Hydropower - Water Energy

It is one of the oldest sources of energy and was used thousands of years ago to turn a paddle wheel for purposes such as grinding grain.  Our nation’s first industrial use of hydropower to generate electricity occurred in 1880, when 16 brush-arc lamps were powered using a water turbine at the Wolverine Chair Factory in Grand Rapids, Michigan. The first U.S. hydroelectric power plant opened on the Fox River near Appleton, Wisconsin, on September 30, 1882. Until that time, coal was the only fuel used to produce electricity. Because the source of hydropower is water, hydroelectric power plants must be located on a water source.
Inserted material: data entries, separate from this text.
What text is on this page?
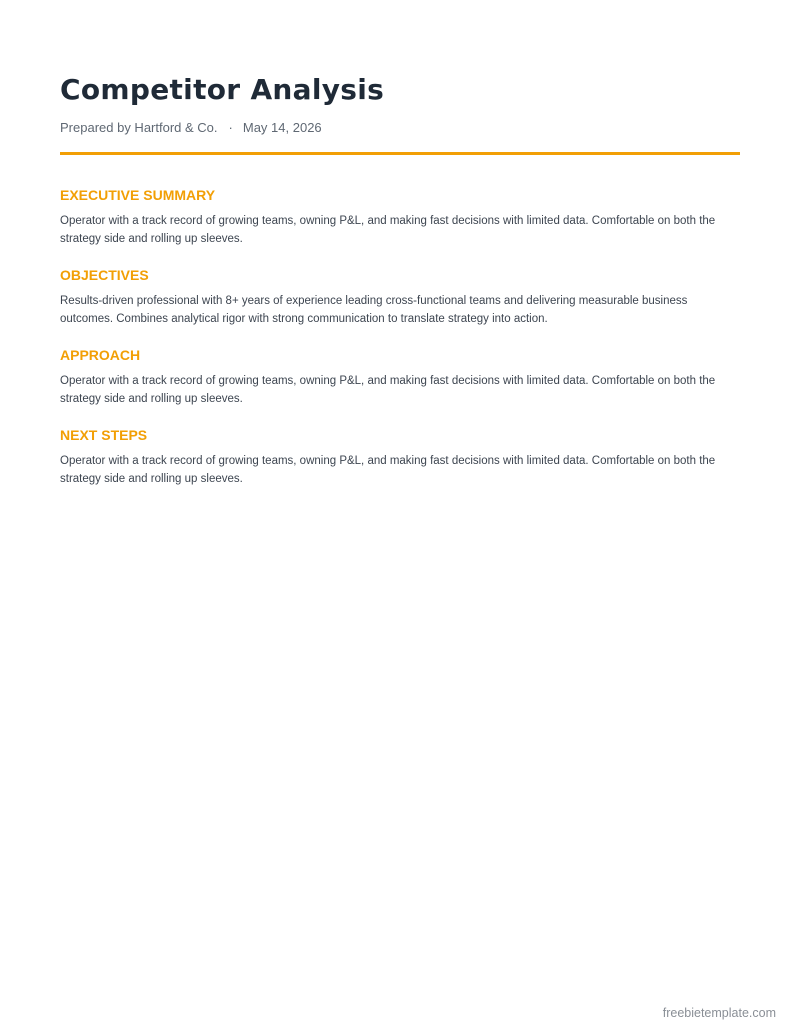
Competitor Analysis
Prepared by Hartford & Co. · May 14, 2026
EXECUTIVE SUMMARY

Operator with a track record of growing teams, owning P&L, and making fast decisions with limited data. Comfortable on both the strategy side and rolling up sleeves.

OBJECTIVES

Results-driven professional with 8+ years of experience leading cross-functional teams and delivering measurable business outcomes. Combines analytical rigor with strong communication to translate strategy into action.

APPROACH

Operator with a track record of growing teams, owning P&L, and making fast decisions with limited data. Comfortable on both the strategy side and rolling up sleeves.

NEXT STEPS

Operator with a track record of growing teams, owning P&L, and making fast decisions with limited data. Comfortable on both the strategy side and rolling up sleeves.

freebietemplate.com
Therefore, it wasn’t until the technology to transmit electricity over long distances was developed that hydropower became widely used.

HOW HYDROPOWER WORKS

Understanding the water cycle is important to understanding hydropower. In the water cycle -

  • Solar energy heats water on the surface, causing it to evaporate.
  • This water vapor condenses into clouds and falls back onto the surface as precipitation.
  • The water flows through rivers back into the oceans, where it can evaporate and begin the cycle over again.
  • Mechanical energy is derived by directing, harnessing, or channeling moving water. The amount of available energy in moving water is determined by its flow or fall.Swiftly flowing water in a big river, like the Columbia River along the border between Oregon and Washington, carries a great deal of energy in its flow. So, too,with water descending rapidly from a very high point, like Niagara Falls in New York.